Raja Sen thinks Sridevi excels in her comeback film.

In India, our post-Colonial hangover includes a peculiar English-language elitism, where those even halfway in control of the language thumb their nose at those unable to speak it.

Where folk routinely, and with unforgivable curtness, cut folk off mid-sentence to snappily correct pronunciation. Which is why a scene in Gauri Shinde's new film -- where a simple Maharashtrian woman is castigated by her family for calling jazz "jhaaz" (even as they proudly call it "jhazz" themselves) -- rings so true.

They don't intentionally mean to humiliate the woman with their constant use of English, but appear befuddled by her lack of what they imagine to be the most basic of linguistic skills.

Shashi, the devastatingly unassuming heroine of English Vinglish, is a homemaker and crafter of much-adored laddoos, a fledgling entrepreneur doing what she does because its the only thing she's applauded for. Not knowing English, however, cripples her at nearly every turn, till the fact that she can't speak the language becomes her not-so-secret shame, not unlike Kate Winslet's illiteracy in The Reader. And here's the thing: Sridevi does far better.

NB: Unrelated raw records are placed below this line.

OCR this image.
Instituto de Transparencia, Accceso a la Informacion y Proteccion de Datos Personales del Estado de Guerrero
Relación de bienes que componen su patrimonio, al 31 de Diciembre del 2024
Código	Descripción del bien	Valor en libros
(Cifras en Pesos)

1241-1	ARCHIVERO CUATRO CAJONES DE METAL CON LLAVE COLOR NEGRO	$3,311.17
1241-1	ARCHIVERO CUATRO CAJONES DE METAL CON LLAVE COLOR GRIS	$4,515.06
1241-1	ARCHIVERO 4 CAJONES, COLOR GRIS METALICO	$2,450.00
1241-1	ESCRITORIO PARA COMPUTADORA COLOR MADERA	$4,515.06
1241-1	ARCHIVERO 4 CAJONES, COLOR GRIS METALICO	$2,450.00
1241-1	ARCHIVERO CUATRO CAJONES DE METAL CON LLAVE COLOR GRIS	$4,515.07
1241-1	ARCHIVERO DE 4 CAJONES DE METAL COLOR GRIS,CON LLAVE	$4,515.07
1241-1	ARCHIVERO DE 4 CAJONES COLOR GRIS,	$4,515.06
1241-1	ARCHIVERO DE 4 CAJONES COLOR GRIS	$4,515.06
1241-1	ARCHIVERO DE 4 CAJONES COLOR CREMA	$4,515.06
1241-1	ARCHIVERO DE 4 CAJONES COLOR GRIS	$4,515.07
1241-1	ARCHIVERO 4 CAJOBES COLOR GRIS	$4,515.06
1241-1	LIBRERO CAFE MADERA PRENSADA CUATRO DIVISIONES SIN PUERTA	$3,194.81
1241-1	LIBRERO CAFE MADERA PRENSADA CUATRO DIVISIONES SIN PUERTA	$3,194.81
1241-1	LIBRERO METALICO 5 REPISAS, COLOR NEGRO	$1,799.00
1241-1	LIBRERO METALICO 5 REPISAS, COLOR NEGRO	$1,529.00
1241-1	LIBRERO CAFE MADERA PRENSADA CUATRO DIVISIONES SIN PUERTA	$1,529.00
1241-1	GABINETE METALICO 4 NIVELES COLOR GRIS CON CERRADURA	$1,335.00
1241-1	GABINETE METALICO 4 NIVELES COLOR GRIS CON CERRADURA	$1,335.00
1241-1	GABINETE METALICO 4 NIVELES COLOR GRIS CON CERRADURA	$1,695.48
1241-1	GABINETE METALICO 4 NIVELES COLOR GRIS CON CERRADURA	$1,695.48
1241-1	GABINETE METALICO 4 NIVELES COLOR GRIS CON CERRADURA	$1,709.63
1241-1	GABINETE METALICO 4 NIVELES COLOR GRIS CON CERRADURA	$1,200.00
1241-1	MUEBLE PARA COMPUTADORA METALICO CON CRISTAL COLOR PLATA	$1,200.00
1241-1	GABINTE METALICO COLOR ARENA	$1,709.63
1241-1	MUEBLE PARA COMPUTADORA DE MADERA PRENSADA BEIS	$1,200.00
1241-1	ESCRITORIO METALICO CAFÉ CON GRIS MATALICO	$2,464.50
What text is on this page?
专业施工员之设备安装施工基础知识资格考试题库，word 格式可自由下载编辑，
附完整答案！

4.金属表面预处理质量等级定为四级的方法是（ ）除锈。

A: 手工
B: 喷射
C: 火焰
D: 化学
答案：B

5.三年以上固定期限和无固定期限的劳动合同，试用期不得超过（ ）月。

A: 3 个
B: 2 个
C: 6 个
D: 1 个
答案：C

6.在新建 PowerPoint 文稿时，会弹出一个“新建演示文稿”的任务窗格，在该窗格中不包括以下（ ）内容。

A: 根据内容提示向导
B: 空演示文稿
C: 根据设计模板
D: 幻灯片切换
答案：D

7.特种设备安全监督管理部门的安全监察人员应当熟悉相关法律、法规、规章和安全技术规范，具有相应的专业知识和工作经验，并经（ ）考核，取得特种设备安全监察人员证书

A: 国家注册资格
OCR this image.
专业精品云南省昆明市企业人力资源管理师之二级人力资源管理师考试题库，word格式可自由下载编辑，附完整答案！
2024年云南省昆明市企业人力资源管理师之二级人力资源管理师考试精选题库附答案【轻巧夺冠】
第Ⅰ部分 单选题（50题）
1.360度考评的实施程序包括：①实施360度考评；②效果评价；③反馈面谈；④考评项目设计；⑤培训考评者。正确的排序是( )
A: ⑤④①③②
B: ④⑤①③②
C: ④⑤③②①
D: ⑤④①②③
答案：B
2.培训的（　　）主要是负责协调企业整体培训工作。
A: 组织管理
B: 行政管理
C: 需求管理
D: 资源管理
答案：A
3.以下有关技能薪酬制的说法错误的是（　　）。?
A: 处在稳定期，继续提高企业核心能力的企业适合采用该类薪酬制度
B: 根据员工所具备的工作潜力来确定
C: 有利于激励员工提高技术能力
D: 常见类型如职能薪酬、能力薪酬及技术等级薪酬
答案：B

It helps, of course, that the script services her at every turn. Shinde, making her directorial debut, concentrates not on the overarching drama or the narrative arc, but instead labours hard on creating a heroine so flawless, so grounded, so perfectly lovely that we can't help but be swayed by her. She is a heroine so exaggeratedly Good that she, contrasted against her cartoonishly callous family, appears a superwoman.

This could very well have been another case of script servicing star except, as said, the star really did deserve a script this slavish.

Sridevi's been away nearly fifteen years, and Hindi cinema has changed significantly, a fact perhaps most amusingly encapsulated by the way the actress gasps in this film on seeing a couple kiss in a coffee shop, something unimaginable (on-screen, anyway) in her time.

Yet here she is, better than ever. Yes, ever. English Vinglish sees the veteran heroine trade in glamour for primness and chiffon for cotton, and reining in her wondrously exaggerated acting instincts: even her inimitably shaky-shrill voice works here as a facet of her character's fragility, her constant insecurity.